India gained its independence in 1947 and 9 Gorkha Rifles was one of six Gurkha regiments (out of 10) to be allocated to the Indian Army as part of the Tripartite Agreement between Britain, India and Nepal. Since 1947 the regiment has fought in the 1962 Indo-China War, the 1/9 GR fought under the most demanding conditions on the Namka Chu in (Arunachal Pradesh). The Regiment was also involved in the 1965 and 1971 wars with Pakistan.
Titles of the Regiment and its Predecessor
(1817-1819) Fatagarh Levy
(1819-1824) Mianpuri Levy
(1824-1861) 63rd Regiment of Bengal Native Infantry
(1861-1885) 9th Regiment of Bengal Native Infantry
(1885-1894) 9th Regiment of Bengal Infantry
(1894-1901) 9th (Gurkha Rifle) Bengal Infantry
(1903-1947) 9th Gurkha Rifles
(1950-present) 9 Gorkha Rifles
France and Flanders
3 Victoria Cross
1 Ashoka Chakra
5 Param Vishist Seva Medals
5 Maha Vir Chakras
3 Kirti Chakras
6 Ati Vishist Seva Medals
17 Vir Chakras
7 Shaurya Chakras
13 Sena Medals
14 Vishist Seva Medals
Victoria Cross Recipients
Major later Lt.

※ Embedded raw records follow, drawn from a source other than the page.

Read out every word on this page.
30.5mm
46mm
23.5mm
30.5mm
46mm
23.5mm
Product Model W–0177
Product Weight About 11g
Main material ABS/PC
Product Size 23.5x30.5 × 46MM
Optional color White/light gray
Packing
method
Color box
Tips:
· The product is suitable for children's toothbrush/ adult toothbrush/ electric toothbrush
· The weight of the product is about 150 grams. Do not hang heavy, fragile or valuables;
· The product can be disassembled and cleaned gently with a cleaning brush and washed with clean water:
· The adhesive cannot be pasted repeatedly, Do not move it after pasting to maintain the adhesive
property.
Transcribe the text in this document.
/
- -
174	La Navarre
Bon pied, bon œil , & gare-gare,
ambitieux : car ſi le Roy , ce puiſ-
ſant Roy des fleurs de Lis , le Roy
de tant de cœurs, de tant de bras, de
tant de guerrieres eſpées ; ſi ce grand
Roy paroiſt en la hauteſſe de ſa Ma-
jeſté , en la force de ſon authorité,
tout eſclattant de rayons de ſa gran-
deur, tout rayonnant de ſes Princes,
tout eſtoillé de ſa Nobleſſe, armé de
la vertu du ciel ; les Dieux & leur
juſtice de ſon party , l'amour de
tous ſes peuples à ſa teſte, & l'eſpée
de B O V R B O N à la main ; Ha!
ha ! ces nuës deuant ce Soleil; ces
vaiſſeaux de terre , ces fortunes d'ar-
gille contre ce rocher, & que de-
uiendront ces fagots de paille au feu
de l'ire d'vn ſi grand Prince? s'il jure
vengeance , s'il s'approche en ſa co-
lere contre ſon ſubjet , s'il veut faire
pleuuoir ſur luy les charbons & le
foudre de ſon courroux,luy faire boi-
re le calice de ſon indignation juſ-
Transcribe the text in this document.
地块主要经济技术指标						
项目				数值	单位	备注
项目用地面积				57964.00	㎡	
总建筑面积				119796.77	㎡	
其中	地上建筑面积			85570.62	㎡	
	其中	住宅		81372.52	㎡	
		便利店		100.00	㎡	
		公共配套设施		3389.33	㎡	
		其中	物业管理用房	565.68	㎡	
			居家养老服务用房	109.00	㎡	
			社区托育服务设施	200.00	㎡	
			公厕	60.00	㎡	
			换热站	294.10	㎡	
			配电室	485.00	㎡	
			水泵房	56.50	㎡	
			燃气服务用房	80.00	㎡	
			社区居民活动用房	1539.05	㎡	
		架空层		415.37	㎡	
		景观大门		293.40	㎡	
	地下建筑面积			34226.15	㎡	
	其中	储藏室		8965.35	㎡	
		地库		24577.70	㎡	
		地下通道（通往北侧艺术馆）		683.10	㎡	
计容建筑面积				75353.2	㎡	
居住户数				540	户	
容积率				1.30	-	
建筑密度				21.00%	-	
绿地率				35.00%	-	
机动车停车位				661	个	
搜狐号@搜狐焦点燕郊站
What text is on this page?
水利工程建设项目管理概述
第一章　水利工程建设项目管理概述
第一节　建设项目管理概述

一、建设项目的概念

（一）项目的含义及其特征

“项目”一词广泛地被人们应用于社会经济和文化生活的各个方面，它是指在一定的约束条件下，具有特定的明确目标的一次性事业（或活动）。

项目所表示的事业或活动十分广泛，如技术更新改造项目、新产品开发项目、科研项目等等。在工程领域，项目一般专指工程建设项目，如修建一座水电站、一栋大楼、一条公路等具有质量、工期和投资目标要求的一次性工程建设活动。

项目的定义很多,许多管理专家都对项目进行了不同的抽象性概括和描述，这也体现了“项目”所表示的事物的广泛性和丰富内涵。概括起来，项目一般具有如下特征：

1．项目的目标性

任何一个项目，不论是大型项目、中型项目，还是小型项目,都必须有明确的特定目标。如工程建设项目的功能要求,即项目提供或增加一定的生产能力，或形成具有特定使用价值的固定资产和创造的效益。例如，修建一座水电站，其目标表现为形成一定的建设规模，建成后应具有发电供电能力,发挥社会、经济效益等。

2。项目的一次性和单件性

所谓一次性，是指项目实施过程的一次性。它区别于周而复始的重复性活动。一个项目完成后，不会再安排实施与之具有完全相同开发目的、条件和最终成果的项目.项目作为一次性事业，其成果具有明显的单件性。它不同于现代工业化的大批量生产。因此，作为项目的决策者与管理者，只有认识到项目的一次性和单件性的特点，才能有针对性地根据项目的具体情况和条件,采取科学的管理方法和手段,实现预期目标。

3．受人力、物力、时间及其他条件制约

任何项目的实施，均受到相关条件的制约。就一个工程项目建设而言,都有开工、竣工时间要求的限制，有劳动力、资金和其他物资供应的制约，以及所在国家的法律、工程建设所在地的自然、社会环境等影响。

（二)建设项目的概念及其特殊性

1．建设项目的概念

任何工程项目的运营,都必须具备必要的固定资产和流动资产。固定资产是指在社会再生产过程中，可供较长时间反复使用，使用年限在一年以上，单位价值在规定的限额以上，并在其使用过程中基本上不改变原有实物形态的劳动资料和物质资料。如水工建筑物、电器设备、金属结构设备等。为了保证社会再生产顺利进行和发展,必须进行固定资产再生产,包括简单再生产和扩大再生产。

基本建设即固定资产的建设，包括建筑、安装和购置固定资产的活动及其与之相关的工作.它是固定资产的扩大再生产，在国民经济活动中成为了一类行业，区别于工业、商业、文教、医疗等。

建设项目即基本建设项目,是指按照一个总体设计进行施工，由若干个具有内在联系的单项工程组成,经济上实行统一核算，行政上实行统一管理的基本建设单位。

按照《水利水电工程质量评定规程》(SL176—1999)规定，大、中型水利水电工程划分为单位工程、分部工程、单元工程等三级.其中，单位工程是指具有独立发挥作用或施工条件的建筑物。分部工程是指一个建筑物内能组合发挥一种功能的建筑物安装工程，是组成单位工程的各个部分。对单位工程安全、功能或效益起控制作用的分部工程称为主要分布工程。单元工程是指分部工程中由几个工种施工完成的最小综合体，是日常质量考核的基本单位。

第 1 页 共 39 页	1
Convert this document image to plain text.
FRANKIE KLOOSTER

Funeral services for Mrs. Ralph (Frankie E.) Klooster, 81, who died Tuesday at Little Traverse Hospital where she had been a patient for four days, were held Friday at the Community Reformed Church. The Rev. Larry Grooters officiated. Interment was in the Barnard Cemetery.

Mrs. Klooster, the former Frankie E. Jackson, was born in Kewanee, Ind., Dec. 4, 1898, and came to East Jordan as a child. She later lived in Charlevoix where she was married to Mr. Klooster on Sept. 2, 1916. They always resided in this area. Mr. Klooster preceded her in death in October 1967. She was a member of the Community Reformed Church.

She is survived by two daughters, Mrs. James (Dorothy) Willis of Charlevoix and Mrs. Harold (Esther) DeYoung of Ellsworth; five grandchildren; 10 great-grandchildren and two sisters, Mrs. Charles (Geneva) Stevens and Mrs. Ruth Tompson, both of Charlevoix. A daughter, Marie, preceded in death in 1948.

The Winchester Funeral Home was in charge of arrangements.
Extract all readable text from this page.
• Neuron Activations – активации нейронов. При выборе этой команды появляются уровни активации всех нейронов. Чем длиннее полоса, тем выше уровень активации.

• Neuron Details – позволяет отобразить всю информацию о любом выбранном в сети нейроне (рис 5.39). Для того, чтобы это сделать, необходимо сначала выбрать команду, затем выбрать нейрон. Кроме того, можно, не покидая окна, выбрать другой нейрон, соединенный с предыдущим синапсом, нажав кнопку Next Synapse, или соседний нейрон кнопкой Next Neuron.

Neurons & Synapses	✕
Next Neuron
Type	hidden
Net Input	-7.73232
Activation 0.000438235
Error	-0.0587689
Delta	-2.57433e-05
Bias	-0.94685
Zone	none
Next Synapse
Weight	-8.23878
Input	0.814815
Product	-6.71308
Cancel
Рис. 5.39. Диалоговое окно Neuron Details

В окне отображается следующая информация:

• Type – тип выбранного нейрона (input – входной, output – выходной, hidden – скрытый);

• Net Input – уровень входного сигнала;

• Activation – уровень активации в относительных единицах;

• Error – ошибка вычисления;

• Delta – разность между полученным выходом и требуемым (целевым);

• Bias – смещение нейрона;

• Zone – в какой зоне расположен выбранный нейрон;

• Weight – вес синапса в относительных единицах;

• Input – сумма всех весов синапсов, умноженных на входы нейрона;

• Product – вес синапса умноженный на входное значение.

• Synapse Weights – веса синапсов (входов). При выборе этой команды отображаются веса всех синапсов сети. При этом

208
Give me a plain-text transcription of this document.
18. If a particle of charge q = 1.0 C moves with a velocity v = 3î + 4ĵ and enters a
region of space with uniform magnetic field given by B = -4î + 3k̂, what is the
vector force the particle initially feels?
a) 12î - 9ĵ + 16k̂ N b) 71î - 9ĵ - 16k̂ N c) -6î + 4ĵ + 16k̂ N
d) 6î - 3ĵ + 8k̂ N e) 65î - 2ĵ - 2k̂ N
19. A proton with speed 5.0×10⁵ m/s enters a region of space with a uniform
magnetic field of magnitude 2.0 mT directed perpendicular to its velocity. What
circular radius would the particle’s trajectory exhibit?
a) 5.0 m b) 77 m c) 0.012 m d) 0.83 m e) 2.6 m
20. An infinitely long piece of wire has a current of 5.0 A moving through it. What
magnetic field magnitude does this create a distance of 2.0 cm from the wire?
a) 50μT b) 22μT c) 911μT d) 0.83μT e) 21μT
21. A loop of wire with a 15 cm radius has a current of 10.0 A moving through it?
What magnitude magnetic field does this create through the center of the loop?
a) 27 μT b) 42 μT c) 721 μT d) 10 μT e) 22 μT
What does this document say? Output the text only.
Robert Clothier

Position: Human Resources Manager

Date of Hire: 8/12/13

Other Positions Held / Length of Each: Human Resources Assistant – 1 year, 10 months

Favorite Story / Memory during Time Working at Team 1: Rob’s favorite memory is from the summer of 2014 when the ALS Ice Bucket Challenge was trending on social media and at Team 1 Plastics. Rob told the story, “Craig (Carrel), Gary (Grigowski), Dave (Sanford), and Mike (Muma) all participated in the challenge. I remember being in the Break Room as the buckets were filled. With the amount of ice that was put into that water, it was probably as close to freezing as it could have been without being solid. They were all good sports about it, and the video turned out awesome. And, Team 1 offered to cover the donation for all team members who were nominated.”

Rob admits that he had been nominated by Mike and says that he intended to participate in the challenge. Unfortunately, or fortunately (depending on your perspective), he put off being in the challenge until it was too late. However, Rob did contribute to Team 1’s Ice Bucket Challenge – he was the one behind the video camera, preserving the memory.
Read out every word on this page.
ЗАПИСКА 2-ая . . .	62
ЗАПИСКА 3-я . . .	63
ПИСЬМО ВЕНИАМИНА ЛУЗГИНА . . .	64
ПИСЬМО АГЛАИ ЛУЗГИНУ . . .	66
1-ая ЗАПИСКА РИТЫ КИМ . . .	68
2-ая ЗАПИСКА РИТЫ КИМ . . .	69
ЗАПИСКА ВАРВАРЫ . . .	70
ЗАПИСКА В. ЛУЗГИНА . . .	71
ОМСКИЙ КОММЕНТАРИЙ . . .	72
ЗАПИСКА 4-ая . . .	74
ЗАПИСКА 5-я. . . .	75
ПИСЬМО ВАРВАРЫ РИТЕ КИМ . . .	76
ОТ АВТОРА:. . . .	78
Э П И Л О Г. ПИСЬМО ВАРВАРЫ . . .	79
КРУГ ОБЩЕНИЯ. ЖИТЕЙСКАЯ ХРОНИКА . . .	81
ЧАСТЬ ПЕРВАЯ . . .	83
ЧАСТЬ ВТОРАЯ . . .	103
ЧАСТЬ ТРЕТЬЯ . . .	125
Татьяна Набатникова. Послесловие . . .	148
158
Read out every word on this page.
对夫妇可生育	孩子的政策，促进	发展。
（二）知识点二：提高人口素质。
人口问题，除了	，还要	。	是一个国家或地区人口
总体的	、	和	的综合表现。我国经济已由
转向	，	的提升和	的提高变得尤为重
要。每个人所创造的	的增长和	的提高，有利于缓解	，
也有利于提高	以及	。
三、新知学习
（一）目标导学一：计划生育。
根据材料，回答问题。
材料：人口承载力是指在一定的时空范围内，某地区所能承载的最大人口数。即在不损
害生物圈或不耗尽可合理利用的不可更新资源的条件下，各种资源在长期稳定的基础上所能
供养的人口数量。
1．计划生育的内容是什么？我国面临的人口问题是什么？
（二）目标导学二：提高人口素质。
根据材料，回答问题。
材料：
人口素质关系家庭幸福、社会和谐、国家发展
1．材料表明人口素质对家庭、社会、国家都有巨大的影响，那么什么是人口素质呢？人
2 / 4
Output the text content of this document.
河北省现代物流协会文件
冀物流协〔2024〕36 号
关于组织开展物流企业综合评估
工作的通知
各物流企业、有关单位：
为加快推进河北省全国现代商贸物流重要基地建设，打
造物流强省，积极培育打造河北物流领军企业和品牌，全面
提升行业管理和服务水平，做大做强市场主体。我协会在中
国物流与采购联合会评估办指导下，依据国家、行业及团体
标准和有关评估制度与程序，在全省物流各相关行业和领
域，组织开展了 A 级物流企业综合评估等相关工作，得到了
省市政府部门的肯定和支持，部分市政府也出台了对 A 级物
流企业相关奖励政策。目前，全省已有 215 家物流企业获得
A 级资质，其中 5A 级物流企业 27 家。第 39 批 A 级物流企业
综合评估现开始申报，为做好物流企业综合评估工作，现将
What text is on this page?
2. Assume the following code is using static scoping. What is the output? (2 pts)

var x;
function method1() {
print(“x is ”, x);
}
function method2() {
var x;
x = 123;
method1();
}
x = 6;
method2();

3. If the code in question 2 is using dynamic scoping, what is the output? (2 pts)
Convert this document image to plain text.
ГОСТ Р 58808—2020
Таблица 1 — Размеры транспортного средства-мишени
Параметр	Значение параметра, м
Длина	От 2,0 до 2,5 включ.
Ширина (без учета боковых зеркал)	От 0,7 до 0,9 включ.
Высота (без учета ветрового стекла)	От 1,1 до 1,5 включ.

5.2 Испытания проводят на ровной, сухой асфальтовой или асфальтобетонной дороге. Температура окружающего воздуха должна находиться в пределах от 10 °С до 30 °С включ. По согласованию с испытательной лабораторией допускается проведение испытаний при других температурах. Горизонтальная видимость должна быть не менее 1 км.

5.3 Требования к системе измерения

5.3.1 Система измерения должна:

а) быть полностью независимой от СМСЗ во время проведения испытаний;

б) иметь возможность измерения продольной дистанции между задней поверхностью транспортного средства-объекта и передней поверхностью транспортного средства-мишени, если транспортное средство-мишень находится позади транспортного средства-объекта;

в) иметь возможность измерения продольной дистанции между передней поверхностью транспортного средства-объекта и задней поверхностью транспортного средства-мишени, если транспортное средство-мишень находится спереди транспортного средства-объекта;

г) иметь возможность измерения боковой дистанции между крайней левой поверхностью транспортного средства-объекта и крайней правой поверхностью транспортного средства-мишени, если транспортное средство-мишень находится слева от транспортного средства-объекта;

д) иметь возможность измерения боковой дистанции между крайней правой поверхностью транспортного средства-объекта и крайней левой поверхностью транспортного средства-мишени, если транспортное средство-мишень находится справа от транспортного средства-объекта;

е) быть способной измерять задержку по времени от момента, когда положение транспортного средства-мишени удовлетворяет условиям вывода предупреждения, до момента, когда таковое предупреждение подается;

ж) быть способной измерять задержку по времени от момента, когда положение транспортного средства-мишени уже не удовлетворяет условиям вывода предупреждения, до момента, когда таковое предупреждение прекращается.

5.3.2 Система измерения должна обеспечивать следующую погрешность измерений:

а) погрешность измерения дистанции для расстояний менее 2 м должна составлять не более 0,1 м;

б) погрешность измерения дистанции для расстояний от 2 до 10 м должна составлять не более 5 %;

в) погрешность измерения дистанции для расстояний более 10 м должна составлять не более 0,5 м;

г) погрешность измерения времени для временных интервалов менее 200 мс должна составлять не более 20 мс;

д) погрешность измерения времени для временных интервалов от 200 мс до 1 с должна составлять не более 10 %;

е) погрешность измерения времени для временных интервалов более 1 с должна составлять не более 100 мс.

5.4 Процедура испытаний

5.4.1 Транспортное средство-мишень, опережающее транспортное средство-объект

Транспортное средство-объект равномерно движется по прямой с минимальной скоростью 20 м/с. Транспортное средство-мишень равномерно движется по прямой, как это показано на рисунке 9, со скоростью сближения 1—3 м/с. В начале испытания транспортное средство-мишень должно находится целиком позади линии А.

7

Colonel George Campbell Wheeler, 2nd Battalion, 23 February 1917, River Tigris, Mesopotamia.
Temp Major Frank Gerald Blaker, Highland Light Infantry, attached to 3rd Battalion, 9 July 1944, Taunggyi, Burma (now Myanmar).
Rifleman Sher Bahadur Thapa, 1st Battalion, 18 September 1944, San Marino, Italy.